The conclusion was based on excavation discoveries of a first-century C.E. shrouded man found in a tomb on the edge of the Old City of Jerusalem, which also revealed the earliest proven case of leprosy.
Along with the DNA of the shrouded man, this was the first time that fragments of a burial shroud have been found from the time of Jesus in Jerusalem, which, unlike the complex weave of the Turin Shroud, this shroud was made up of a simple two-way weave, as the textiles historian Dr. Orit Shamir was able to show.

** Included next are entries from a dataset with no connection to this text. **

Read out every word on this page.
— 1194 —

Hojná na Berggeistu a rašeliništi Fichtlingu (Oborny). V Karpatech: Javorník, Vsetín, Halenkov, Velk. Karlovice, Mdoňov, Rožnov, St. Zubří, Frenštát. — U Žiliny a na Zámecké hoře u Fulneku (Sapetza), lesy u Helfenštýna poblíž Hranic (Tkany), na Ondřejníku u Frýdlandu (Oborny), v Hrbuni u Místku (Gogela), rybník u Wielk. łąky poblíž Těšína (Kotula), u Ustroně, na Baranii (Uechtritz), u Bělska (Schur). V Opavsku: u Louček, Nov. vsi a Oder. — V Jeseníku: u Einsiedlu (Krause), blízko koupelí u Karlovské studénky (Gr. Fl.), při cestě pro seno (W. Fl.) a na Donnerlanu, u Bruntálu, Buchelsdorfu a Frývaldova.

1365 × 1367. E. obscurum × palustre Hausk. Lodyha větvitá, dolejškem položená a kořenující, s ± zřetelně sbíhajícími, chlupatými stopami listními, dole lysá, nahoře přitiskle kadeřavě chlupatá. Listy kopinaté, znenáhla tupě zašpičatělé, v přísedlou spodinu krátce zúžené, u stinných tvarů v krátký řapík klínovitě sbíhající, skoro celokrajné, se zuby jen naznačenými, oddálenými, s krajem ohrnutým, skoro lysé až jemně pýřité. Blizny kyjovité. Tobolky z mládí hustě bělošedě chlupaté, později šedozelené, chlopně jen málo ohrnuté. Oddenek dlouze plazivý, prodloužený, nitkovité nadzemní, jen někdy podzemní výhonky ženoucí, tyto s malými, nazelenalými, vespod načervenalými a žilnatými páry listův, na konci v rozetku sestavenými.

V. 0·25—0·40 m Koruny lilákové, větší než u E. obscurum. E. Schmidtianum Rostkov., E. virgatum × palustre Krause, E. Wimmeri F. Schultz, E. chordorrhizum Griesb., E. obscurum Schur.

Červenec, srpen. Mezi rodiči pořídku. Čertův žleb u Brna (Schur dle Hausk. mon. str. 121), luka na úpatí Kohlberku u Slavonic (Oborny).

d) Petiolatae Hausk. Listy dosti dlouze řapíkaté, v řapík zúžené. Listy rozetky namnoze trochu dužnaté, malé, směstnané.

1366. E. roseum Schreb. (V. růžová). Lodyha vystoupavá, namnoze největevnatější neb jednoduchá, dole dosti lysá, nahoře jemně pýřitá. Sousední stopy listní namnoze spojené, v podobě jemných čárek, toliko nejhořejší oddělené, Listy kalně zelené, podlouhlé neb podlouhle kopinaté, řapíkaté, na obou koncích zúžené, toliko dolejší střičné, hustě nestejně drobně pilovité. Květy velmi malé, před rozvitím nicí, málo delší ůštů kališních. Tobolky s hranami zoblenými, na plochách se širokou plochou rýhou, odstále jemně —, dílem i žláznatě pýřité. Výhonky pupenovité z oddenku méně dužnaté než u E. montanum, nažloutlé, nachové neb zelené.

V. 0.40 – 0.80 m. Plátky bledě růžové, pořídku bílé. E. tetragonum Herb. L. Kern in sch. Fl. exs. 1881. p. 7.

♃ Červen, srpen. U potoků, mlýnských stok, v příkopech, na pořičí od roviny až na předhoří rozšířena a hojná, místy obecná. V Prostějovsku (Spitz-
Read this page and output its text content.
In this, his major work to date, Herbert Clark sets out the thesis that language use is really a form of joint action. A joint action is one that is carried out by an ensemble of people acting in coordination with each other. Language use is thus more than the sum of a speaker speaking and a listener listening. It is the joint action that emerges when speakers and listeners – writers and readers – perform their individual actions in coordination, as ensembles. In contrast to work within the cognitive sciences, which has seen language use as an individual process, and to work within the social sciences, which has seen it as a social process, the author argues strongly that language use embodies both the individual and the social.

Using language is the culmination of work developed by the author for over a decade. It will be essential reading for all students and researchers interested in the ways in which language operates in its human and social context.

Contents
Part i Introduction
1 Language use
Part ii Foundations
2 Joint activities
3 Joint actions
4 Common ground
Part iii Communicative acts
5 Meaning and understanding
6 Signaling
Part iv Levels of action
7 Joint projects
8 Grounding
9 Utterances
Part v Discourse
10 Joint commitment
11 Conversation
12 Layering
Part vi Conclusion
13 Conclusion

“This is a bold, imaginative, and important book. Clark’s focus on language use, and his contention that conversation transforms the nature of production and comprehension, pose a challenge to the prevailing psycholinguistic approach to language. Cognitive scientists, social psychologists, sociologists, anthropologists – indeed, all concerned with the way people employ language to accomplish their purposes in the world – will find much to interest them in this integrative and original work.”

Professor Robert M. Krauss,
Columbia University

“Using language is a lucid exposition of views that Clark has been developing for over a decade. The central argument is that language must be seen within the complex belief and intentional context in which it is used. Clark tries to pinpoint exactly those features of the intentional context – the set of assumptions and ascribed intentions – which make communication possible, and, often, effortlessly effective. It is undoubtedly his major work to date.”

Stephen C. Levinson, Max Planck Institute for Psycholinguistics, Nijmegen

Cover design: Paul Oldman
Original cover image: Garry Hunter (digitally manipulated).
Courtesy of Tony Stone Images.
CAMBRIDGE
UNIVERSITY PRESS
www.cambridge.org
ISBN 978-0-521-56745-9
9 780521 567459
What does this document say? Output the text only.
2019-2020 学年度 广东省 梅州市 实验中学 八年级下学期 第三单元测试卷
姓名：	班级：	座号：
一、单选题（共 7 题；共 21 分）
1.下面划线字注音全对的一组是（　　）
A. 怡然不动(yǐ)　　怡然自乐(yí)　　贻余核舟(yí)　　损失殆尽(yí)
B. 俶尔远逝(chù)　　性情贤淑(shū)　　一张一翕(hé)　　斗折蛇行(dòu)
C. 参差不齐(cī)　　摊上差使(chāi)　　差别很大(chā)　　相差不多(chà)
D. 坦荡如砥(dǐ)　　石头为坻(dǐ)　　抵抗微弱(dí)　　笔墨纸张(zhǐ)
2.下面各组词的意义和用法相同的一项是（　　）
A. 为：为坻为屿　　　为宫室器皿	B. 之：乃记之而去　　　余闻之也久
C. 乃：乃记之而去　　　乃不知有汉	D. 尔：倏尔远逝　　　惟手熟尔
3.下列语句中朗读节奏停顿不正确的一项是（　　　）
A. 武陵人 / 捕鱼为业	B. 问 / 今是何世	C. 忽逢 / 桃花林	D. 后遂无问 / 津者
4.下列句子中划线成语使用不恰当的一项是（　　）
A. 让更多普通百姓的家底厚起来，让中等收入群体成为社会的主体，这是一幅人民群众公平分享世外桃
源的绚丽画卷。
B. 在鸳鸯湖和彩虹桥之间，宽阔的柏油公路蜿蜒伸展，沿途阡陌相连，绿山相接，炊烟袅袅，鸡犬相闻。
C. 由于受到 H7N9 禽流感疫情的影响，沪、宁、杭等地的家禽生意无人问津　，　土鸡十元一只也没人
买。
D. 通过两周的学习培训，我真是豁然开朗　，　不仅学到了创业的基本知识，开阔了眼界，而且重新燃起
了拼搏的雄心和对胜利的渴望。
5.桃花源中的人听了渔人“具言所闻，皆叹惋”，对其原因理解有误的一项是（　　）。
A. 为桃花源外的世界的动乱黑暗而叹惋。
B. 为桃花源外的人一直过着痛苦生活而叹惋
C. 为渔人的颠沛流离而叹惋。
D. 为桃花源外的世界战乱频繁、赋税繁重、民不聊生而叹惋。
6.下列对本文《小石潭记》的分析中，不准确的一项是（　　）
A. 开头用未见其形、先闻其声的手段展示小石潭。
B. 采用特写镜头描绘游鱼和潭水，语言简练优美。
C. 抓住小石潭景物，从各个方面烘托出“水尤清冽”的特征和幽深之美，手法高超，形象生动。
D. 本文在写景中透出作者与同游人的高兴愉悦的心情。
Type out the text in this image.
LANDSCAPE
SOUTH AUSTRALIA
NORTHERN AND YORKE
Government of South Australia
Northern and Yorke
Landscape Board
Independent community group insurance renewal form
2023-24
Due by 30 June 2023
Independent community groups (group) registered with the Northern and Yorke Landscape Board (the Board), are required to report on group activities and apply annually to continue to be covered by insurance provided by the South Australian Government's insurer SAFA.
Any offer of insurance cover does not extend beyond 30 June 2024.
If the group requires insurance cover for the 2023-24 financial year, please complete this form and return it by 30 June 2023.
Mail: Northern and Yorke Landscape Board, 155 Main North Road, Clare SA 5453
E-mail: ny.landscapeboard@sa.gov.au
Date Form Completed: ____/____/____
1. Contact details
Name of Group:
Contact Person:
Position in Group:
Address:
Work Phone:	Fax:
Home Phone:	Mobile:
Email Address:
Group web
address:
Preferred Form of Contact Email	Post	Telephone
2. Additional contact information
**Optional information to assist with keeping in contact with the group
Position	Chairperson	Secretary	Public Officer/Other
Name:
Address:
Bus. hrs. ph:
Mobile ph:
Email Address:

The results from the first-century C.E. Tomb of the Shroud have filled a vital gap in our knowledge of this disease, said Prof. Mark Spigelman, of the Sanford F. Kuvin Center for the Study of Infectious and Tropical Diseases at the Hebrew University of Jerusalem.
Shamir and Spigelman were both part of a team of academic experts which conducted molecular investigation on the shrouded body, discovered in the burial cave known as the Tomb of the Shroud, and is located in the lower Hinnom Valley and is part of a first-century C.E. cemetery known as Akeldama or 'Field of Blood' (Matthew 27:3-8; Acts 1:19) - next to the area where Judas is said to have committed suicide.